Since this behavior would make database applications effectively unportable, both DBI and MDB2 provide an option to convert identifiers to all uppercase or all lowercase. It's then up to the application to use all uppercase or all lowercase throughout the code.

The perl code consistently uses uppercase spelling. The only necessary step was turning on uppercase conversion globally.

The PHP code was not that friendly. While the majority of the code uses lowercase spelling, there was a significant amount of uppercase use. MDB2 converts the identifiers to lowercase. Logging E_NOTICE messages helps spotting non-lowercase identifiers even for complex, dynamically generated queries. Speaking of which...

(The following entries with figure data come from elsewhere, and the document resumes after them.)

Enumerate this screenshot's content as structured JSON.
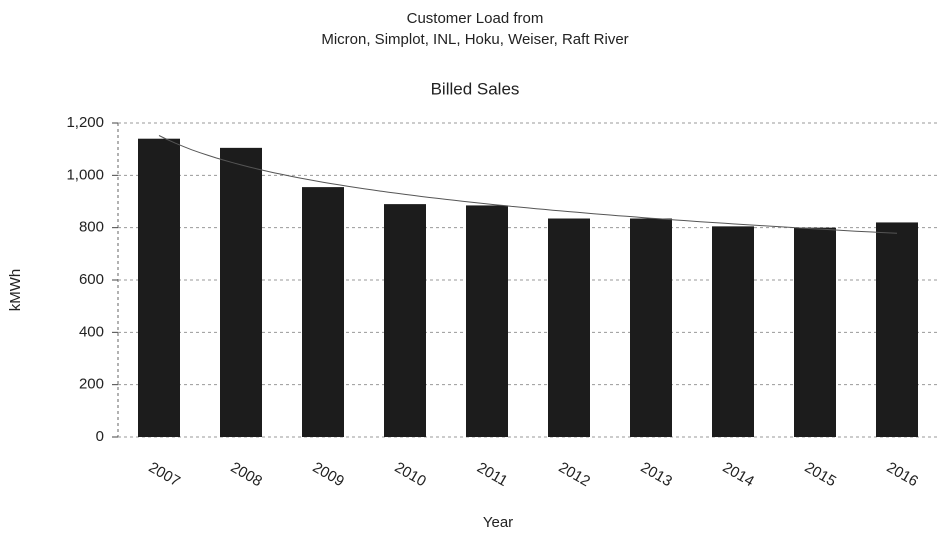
{
  "chart_data": {
    "type": "bar",
    "title": "Customer Load from",
    "subtitle": "Micron, Simplot, INL, Hoku, Weiser, Raft River",
    "chart_title": "Billed Sales",
    "x_label": "Year",
    "y_label": "kMWh",
    "categories": [
      "2007",
      "2008",
      "2009",
      "2010",
      "2011",
      "2012",
      "2013",
      "2014",
      "2015",
      "2016"
    ],
    "values": [
      1140,
      1105,
      955,
      890,
      885,
      835,
      835,
      805,
      800,
      820
    ],
    "color": "#1c1c1c",
    "ylim": [
      0,
      1200
    ],
    "yticks": [
      0,
      200,
      400,
      600,
      800,
      {
        "value": 1000,
        "label": "1,000"
      },
      {
        "value": 1200,
        "label": "1,200"
      }
    ],
    "grid": true,
    "trendline": true
  }
}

Getting rid of E_NOTICE messages

Unfortunately, this code was developed with E_NOTICE logging turned off. Turning it on initially resulted in tons of messages flooding the logfile, making it nearly impossible to find the real errors between all those mostly harmless ones. Most of these result from situations like this:

if ($_GET['foo'] == 'bar')...

which drops an E_NOTICE if the parameter 'foo' is not present. This is not an error – the code behaves just as expected. I wrote a helper function called check_param() to handle this. This workaround is quite clumsy and not a substitute for a more sophisticated parameter handling, but this would require a LOT more changes to the code, making it nearly impossible to merge future upstream changes.

Tracking down problems

If you observe erratic behavior, check your logfiles. The answer is probably out there. Many of the issues introduced by my patches result from code expecting uppercase indices (remember, they all get converted to lowercase). A less frequent class of bugs results from substituting mysql_fetch_array() and MYSQL_FETCHMODE_BOTH (the default) with either mdb2_fetch_assoc() (associative indices, sufficient in most cases) or mdb2_fetch_row() (numeric indices, not so often) in rare cases where both associative and numeric indices are actually needed. All these bugs are accompanied by an "undefined index" message. Thanks to the logged filename and line number, the source of the error is easily spotted and fixed.

Another problem with case-changed indices are case-sensitive string comparisions. These are harder to track down because they fail silently without an error message. Similarly, string comparisions at SQL level behave differently: in MySQL they are case insensitive while in PostgreSQL they are case sensitive.